Die Sicherheitsarchitektur schützt das Netzwerk vor unterschiedlichen Bedrohungsszenarien. Dazu gehören u.a. Replay-Angriffe, die durch eine kluge Verwendung von Sequenznummern verhindert werden. Man-in-the-Middle-Angriffe lassen sich durch Methoden der asymmetrischen Kryptographie abblocken, beispielsweise das Elliptic Curve Diffie-Hellman (ECDH) Key Agreement Protocol. Vor Trash-Can-Angriffen mittels ausgemusterter Geräte schützt eine Aktualisierung der Sicherheitsschlüssel.

Nachrichtenorientierte Kommunikation

In einem Mesh-Netzwerk läuft die gesamte Kommunikation nachrichtenorientiert ab. Dabei sind die einzelnen Nachrichtentypen durch einen eigenen Befehlscode definiert. Geräte können Nachrichten an andere Knoten versenden oder empfangen. Einige Knoten des Netzwerkes können so konfiguriert werden, dass sie Nachrichten erneut senden, was ein Multi-Hop-Verhalten erzeugt. Diese Geräte werden als Relay-Knoten bezeichnet, wobei es sich beispielsweise um Leuchten oder Schalter handeln kann. Normalerweise sind nicht mehr als fünf Prozent aller Knoten in einem Mesh-Netzwerk als Relay konfiguriert. Eine wichtige Konsequenz des Relay-Ansatzes ist, dass Nachrichten im Netzwerk ihre Ziele über mehrere Pfade erreichen. Dies steigert die Zuverlässigkeit deutlich.

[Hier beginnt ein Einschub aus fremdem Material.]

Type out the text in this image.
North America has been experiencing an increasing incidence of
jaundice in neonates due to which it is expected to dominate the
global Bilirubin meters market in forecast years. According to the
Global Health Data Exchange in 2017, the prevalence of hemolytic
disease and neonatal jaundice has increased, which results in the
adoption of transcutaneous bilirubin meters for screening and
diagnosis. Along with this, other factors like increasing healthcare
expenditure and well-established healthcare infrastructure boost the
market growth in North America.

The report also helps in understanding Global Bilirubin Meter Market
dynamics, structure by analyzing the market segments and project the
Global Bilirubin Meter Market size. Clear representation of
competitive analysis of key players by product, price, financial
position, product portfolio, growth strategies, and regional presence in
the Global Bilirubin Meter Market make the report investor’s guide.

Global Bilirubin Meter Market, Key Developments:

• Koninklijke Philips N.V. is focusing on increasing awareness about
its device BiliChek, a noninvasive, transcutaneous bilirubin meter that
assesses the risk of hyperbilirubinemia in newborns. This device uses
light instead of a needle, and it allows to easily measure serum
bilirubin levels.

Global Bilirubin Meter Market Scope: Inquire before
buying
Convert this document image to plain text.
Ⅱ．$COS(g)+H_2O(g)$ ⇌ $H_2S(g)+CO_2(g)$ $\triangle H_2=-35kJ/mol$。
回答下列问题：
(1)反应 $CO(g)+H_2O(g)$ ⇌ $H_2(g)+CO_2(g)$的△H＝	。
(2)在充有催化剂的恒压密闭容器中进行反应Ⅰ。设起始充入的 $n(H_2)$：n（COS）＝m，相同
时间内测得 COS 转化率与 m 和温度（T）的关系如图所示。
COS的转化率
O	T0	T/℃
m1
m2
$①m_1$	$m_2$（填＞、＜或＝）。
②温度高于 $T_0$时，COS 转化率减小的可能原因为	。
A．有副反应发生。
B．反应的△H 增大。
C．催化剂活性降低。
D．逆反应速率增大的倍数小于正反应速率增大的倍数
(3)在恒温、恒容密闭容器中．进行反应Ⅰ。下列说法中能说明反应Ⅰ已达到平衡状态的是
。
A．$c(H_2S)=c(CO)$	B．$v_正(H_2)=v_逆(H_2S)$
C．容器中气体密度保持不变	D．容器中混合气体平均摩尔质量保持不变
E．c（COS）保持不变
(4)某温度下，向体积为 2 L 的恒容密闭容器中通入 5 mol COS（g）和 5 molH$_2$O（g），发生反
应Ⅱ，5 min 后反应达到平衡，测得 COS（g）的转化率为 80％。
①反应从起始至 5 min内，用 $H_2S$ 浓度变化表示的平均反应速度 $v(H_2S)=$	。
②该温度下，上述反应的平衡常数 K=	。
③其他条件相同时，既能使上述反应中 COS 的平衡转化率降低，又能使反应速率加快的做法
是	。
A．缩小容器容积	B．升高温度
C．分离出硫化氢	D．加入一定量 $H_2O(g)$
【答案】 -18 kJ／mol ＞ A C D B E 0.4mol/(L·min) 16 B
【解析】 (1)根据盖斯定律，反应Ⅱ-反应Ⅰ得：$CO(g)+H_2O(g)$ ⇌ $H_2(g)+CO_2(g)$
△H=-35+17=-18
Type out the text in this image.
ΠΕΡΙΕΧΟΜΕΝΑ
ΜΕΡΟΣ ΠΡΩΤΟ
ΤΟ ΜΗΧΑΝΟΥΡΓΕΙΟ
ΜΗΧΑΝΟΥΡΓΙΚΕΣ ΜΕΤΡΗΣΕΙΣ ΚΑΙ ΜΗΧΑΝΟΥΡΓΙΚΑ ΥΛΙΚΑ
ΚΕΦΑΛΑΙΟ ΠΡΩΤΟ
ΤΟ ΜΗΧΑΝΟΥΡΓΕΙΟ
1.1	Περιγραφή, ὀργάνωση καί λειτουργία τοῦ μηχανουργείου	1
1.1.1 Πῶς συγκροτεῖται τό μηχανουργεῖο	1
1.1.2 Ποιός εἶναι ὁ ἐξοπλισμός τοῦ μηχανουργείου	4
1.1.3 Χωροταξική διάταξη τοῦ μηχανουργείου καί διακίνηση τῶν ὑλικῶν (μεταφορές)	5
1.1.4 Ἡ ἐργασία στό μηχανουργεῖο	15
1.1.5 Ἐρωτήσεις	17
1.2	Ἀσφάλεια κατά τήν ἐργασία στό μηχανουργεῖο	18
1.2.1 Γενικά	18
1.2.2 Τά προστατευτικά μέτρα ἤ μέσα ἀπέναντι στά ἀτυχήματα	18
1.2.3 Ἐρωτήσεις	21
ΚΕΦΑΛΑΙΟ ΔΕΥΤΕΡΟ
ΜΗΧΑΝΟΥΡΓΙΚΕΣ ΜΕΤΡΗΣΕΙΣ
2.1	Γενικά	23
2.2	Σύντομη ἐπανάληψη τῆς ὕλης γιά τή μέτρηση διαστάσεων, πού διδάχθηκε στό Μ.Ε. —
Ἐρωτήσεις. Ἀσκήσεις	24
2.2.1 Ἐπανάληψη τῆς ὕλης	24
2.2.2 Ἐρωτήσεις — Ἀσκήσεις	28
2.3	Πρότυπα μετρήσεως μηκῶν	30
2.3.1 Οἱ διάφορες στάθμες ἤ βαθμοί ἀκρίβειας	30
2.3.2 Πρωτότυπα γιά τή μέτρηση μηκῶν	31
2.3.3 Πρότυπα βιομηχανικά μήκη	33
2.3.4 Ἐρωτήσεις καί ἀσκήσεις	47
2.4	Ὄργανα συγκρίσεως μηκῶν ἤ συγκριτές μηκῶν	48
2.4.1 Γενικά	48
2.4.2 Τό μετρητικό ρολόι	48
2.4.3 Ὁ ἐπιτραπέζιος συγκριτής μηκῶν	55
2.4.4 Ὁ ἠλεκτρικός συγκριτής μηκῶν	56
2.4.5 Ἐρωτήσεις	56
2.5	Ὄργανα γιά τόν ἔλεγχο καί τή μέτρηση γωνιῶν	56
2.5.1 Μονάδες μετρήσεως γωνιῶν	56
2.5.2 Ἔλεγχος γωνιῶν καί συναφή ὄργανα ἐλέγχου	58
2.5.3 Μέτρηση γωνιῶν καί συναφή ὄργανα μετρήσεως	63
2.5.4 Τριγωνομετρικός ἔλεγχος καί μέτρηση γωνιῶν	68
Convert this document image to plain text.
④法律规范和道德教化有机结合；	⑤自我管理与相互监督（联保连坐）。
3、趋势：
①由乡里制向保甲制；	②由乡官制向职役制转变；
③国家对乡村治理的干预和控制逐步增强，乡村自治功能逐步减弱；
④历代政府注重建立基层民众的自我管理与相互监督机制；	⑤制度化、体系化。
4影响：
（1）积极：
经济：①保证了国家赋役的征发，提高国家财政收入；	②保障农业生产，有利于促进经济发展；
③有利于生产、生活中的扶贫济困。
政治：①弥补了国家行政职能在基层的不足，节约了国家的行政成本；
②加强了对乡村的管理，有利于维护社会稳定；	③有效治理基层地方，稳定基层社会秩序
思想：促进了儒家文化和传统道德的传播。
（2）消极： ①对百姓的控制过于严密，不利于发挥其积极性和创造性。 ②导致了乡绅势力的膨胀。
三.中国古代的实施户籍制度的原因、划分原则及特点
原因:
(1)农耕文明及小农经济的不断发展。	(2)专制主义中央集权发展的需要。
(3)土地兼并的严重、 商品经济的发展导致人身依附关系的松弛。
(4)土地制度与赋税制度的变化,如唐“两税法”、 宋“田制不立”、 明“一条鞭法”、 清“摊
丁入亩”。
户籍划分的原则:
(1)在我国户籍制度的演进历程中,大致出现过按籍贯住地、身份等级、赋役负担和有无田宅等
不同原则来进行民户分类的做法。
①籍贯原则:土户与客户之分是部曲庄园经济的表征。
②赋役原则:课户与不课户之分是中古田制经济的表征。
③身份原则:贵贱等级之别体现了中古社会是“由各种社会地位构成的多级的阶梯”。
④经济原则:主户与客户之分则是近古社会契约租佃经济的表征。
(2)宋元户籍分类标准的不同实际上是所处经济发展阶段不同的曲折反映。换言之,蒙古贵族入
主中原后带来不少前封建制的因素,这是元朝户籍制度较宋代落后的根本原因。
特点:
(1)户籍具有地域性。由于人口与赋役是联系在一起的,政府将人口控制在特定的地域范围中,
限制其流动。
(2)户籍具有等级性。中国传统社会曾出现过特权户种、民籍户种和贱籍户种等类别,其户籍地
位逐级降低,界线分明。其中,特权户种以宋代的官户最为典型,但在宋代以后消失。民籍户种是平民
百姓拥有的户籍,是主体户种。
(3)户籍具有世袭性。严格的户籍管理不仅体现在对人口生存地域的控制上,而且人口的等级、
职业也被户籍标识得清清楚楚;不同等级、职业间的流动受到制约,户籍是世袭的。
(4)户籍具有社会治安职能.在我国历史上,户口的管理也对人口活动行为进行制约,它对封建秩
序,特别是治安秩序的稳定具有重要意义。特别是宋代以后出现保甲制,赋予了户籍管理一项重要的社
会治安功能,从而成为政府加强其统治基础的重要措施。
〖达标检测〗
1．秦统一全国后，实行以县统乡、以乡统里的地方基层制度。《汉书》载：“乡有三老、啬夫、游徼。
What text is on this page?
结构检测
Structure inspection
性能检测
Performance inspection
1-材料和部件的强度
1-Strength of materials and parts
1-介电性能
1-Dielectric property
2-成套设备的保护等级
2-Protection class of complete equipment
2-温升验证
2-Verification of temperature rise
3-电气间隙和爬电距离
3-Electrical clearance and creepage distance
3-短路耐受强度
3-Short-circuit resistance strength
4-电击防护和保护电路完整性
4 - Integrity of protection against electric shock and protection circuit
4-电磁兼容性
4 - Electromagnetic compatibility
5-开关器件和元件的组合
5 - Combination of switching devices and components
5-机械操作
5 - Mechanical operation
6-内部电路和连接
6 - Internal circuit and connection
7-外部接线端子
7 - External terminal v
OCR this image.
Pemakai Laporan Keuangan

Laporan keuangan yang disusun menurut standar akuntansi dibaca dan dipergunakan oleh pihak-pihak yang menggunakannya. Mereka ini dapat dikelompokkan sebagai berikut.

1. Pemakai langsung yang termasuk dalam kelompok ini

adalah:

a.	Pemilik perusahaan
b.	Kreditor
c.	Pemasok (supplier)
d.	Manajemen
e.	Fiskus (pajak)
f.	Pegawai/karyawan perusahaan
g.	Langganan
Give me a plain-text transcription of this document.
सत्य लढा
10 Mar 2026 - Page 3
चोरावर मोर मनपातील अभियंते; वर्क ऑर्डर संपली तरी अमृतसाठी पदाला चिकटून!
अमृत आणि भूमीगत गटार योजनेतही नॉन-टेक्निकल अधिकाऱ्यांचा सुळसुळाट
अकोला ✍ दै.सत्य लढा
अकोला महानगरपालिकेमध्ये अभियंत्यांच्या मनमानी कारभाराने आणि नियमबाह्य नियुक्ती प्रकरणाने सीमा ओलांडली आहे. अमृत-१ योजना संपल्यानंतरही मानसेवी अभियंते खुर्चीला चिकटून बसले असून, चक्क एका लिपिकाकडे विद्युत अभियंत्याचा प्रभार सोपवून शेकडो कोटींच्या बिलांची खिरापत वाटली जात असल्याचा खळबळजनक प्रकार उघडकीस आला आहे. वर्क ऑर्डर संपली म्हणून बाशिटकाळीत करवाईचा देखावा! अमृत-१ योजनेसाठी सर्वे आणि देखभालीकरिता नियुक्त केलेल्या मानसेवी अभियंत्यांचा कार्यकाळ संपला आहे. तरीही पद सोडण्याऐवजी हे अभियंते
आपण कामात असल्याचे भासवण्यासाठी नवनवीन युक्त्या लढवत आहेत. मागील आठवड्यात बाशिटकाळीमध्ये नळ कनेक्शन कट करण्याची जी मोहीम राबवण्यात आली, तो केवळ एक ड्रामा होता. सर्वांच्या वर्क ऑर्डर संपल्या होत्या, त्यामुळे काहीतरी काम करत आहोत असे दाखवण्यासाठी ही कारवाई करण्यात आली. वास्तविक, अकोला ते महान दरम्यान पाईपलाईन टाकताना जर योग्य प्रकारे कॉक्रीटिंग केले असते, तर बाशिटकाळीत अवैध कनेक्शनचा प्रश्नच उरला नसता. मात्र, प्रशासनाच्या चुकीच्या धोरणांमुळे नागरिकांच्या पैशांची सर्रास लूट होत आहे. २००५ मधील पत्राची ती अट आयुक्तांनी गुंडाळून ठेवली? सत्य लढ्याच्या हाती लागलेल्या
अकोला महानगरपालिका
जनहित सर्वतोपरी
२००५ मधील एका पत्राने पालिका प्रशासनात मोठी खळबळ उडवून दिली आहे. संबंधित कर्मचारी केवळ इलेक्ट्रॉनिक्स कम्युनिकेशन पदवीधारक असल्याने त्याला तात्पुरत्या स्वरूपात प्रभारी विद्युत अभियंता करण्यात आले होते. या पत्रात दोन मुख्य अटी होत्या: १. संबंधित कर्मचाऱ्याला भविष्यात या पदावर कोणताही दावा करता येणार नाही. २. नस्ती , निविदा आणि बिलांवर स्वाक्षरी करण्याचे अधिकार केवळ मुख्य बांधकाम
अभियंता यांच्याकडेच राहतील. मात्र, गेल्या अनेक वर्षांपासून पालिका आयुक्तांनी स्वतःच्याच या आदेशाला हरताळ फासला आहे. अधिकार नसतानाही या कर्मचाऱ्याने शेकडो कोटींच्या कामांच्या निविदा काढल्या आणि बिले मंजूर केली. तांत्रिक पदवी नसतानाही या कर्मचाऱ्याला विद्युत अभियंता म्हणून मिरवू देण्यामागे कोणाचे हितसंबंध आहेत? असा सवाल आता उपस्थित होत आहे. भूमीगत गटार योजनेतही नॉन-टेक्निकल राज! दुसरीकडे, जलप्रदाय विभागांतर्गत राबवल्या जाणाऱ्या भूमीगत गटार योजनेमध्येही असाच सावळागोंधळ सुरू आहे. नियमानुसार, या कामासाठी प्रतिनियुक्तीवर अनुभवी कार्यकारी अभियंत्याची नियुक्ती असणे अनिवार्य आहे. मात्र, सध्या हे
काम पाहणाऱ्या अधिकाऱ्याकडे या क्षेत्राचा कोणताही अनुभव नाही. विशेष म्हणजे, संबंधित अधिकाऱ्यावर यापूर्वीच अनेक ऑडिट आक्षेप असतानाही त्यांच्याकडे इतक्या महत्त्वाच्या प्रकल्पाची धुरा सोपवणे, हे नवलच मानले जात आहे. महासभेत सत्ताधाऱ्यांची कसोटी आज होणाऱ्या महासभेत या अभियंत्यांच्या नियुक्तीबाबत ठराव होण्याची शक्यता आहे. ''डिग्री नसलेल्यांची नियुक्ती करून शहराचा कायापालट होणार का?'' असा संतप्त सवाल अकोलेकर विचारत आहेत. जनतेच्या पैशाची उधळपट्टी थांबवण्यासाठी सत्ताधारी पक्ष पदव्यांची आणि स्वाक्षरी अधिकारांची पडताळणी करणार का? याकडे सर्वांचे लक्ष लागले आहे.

Netzwerk über die Beleuchtung

Die Mesh-Vernetzung automatisiert künftig Prozesse in der Steuerung gewerblicher Gebäude, in der Fertigung von Produkten oder in Sensornetzwerken. In Kombination mit Beacons und Sensoren können die Netzwerke Heizungen regeln, Maschinenzustände abfragen und standortbezogene Dienste wie Asset-Tracking-Lösungen unterstützen. Für viele industrielle Einsatzszenarien kommt der Raumbeleuchtung dabei eine entscheidende Funktion zu, denn Lampen bieten eine optimale Möglichkeit zum Aufbau eines flexiblen Mesh-Netzes: Sie sind in jedem Gebäude vorhanden, nicht weit voneinander entfernt und ein hervorragender Träger kabelloser Netzwerkfunktionen. Bis 2022, so eine Marktanalyse von ABI Research, soll sich daher das Volumen der jährlich ausgelieferten Beleuchtungstechnik für intelligente Gebäude verfünffachen.